Fermat's
Last Theorem (2/2)

Last month,
we discussed the Fermat's Theorem and the prime number stuff and it was
fun. Slowly, the discussion died out and was replaced with the voting issue.
Sad, isn't it?

Few days after
the [SCIENCE FOR EVERYONE] FERMAT'S LAST THEOREM article was sent out last
month, anh Phuong sent the news that the Fermat's last theorem problem
was solved by Andrew Wiles and a colleague (I can not remember his name).
What I heard at that time was that one of Wiles' colleague said that Wiles'
new proof had no hole in it. I haven't heard any more news about that since.
I'm wondering if Wiles' new proof has been published, or if the whole mathematical
community has accepted the new proof, or if anyone has found new holes
in Wiles' new proof.

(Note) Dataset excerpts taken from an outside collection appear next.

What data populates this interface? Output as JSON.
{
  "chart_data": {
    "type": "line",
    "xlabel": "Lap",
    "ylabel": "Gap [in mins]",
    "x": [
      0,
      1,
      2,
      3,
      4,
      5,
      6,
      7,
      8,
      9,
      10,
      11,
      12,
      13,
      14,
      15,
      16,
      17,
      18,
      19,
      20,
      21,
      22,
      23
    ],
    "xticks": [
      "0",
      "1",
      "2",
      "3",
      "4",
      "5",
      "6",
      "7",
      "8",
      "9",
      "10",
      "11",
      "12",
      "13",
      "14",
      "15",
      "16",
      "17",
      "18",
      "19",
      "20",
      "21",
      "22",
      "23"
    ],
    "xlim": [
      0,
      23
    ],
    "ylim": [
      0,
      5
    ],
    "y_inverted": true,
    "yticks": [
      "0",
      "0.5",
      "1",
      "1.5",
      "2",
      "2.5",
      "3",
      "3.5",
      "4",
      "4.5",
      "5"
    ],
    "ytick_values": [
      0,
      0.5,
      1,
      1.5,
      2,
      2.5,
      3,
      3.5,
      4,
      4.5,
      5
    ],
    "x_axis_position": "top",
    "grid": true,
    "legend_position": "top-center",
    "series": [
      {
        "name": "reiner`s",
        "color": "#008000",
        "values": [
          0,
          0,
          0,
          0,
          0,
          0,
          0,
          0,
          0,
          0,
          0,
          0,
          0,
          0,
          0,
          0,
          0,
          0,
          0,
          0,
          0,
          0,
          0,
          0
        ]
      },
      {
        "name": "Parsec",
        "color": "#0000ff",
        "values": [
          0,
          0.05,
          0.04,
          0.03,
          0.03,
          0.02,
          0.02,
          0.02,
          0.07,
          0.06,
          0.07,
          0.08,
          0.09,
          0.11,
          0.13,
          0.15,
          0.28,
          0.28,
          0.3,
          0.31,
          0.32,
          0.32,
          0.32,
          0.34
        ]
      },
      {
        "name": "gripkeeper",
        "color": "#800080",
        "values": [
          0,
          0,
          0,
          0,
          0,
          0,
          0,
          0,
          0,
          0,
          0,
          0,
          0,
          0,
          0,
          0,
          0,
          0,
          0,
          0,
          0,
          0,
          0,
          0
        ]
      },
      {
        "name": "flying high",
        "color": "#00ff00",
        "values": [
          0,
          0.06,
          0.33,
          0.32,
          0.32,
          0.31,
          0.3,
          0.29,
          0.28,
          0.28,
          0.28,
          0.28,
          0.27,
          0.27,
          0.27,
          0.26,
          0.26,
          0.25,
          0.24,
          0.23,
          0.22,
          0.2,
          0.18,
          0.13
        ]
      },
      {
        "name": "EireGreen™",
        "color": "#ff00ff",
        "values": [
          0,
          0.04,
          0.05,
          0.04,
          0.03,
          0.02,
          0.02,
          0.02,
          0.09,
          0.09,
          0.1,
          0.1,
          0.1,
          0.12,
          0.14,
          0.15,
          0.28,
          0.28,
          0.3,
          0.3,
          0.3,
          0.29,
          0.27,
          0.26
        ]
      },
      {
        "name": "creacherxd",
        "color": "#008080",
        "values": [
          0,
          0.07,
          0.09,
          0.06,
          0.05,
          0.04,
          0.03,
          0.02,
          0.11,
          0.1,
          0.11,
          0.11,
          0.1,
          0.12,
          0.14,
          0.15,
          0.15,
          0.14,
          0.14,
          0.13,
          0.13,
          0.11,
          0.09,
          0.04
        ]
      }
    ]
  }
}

Do any of you hear any thing about that?

In that [SCIENCE
FOR EVERYONE] FERMAT'S LAST THEOREM article, I had three bonus questions
and hoped that someone would be interested in the rewards (pho+? ta`u bay)
and would answer them. I did not receive any answer to any of those three
questions. It seems that many of us are more interested in politics than
science. How sad! Is there a way to change that?

Anyway, here
are the three questions and the answers.

Q1/ Find a
counterexample to Fermat's Last Theorem.

A1/ If Wiles'
new proof is proved to be solid then the problem is solved. However, if
it is not then shall we resume the discussion and try to solve it numerically?

Q2/ a^n+b^n+c^n=c^n.
It is trivial for n=1. For n=2 then 1^2+2^2+2^2=3^2. For n=3 then 3^3 +
4^3 + 5^3 = 6^3. Now try to find n>3 that would satisfy the equation.

A2/ Yes, there
are some n>3 that satisfy the equation. You probably can find them (using
computer) in a second if you put your mind to it. Example: 95800^4 + 217519^4
+ 414560^4 = 422481^4 2682440^4 + 15365639^4 + 18796760^4 = 20615673^4

Q3/ There
are a^2+b^2=c^2 and a^3+b^3+c^3=d^3. Is there a^4+b^4+c^4+d^4=e^4?

A3/ Yes. Ex:
30^4 + 120^4 + 272^4 + 315^4 = 353^4

And here is
one involving with 5th power 27^5 + 84^5 + 110^5 + 133^5 = 144^5

Now, here
is a new question for those who are interested in this matter.

Is there any
kind of relationship between Fermat's last theorem (a^n+b^n=c^n) and the
other equations (a^n+b^n+c^n=d^n or a^n+b^n+c^n+d^n=e^n or...)? If there
is, how do we find them and can we use them in proving or disproving Fermat's
last theorem? Happy number crunching, everyone!!!